At worst, this film gave birth to a subgenre that would come to be known as "torture porn". At best it re-envisioned what a good low budget horror film could be. The story is one we had never quite heard before--the "killer" locks people he feels don't appreciate life into a situation where, in order to survive, they must make physical sacrifices. Here's the thing--every trap he creates can be escaped (albeit before the timer stops), so if the victim dies, it can be argued they killed themselves instead of being killed by anybody else. As if all this awesomeness isn't enough, there is a twist ending you likely will not see coming--the first time I saw this film was in a packed theatre, and after everybody literally cheered out loud just prior to the end, they all gasped and fell dead silent when the twist was revealed. Over ten years later this ranks as one of the best endings I have ever seen in film history. Not everything is perfect with this film, especially the acting, but it is a fantastic film nonetheless that changed the face of horror, put Leigh Whannell (the writer) and James Wan (the director) on the map, and kicked off what would eventually become my favorite horror film series. I couldn't possibly count the number of times I have seen this film, and I love it every time.
 
On A Scale Of One To Ten: 9
 
Saw Movie Trailer

Friday, November 6, 2015

THE HITCHER (2007)

The Hitcher Movie Review 2007

When college students Jim (Zachary Knighton) and Grace (Sophia Bush) set off for a road trip they are terrorized by a crazed hitchhiker (Sean Bean) they refused to pick up.
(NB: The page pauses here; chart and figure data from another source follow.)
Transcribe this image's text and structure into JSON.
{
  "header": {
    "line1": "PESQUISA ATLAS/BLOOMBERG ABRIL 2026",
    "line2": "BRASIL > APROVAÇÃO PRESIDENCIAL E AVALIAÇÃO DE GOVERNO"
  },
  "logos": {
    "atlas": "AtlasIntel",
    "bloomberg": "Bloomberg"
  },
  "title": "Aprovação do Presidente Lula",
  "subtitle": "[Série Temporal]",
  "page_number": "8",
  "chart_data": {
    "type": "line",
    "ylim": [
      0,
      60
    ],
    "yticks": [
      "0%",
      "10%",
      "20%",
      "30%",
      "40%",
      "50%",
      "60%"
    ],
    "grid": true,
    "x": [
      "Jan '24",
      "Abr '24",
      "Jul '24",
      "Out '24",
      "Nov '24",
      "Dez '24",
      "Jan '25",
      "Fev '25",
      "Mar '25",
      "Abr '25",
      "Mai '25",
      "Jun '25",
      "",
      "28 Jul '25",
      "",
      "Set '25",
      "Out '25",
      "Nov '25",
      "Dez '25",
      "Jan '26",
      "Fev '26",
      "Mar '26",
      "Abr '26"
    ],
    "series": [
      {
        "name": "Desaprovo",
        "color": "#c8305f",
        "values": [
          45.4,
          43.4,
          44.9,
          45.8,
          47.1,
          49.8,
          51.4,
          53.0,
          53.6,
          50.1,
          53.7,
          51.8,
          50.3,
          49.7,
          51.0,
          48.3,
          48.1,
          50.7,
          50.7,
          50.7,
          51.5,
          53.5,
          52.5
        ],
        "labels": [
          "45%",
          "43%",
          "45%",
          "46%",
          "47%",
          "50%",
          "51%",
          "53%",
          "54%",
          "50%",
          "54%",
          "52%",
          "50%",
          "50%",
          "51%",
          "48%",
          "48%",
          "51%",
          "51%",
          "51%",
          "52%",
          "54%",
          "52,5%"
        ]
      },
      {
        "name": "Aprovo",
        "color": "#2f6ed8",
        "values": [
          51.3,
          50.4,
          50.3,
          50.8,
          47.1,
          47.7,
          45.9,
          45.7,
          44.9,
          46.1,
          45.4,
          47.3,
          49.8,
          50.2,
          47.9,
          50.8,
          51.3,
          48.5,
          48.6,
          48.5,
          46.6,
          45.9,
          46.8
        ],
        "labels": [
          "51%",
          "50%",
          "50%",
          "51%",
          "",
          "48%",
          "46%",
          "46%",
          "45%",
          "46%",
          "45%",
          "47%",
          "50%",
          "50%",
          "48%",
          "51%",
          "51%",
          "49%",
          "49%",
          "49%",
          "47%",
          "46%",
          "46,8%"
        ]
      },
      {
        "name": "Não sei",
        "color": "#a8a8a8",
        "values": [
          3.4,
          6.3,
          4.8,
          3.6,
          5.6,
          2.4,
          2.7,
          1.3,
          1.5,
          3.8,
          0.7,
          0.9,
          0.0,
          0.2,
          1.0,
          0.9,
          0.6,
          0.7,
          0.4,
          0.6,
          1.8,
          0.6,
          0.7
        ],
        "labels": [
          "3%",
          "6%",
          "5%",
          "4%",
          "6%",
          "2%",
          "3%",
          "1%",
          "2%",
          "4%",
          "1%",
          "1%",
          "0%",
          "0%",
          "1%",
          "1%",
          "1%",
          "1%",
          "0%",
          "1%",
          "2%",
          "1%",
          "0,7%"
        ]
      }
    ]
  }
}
This remake of the 1986 thriller (starring the legendary C. Thomas Howell) amps up the blood and gore while taking the viewer on an intense, wild ride.
In this car

Jim and Grace are a horror oddity--likeable characters. They come off as compassionate (albeit poor decision making) youngsters, and Knighton and Bush are, for the most part, believable. Bean is absolutely fantastic as hitcher John Ryder--of course this should surprise nobody familiar with Bean's work. For all the intensity, blood, and good performances, however, there are underlying issues with this movie that bring it down considerably. The police are dumbed down to an almost laughable level and must be the most poorly trained officers in the country. The decisions our heroes make will having you wanting to reach through your screen to choke them. And...just how does Mr. Hitchhiker keep finding these poor kids? Throw in dialogue that isn't interesting in the least and you're left with a film that should be much better than it is--still, this is a fun movie to watch and I recommend it for, if nothing else, Bean's performance (and didn't I mention the gore?).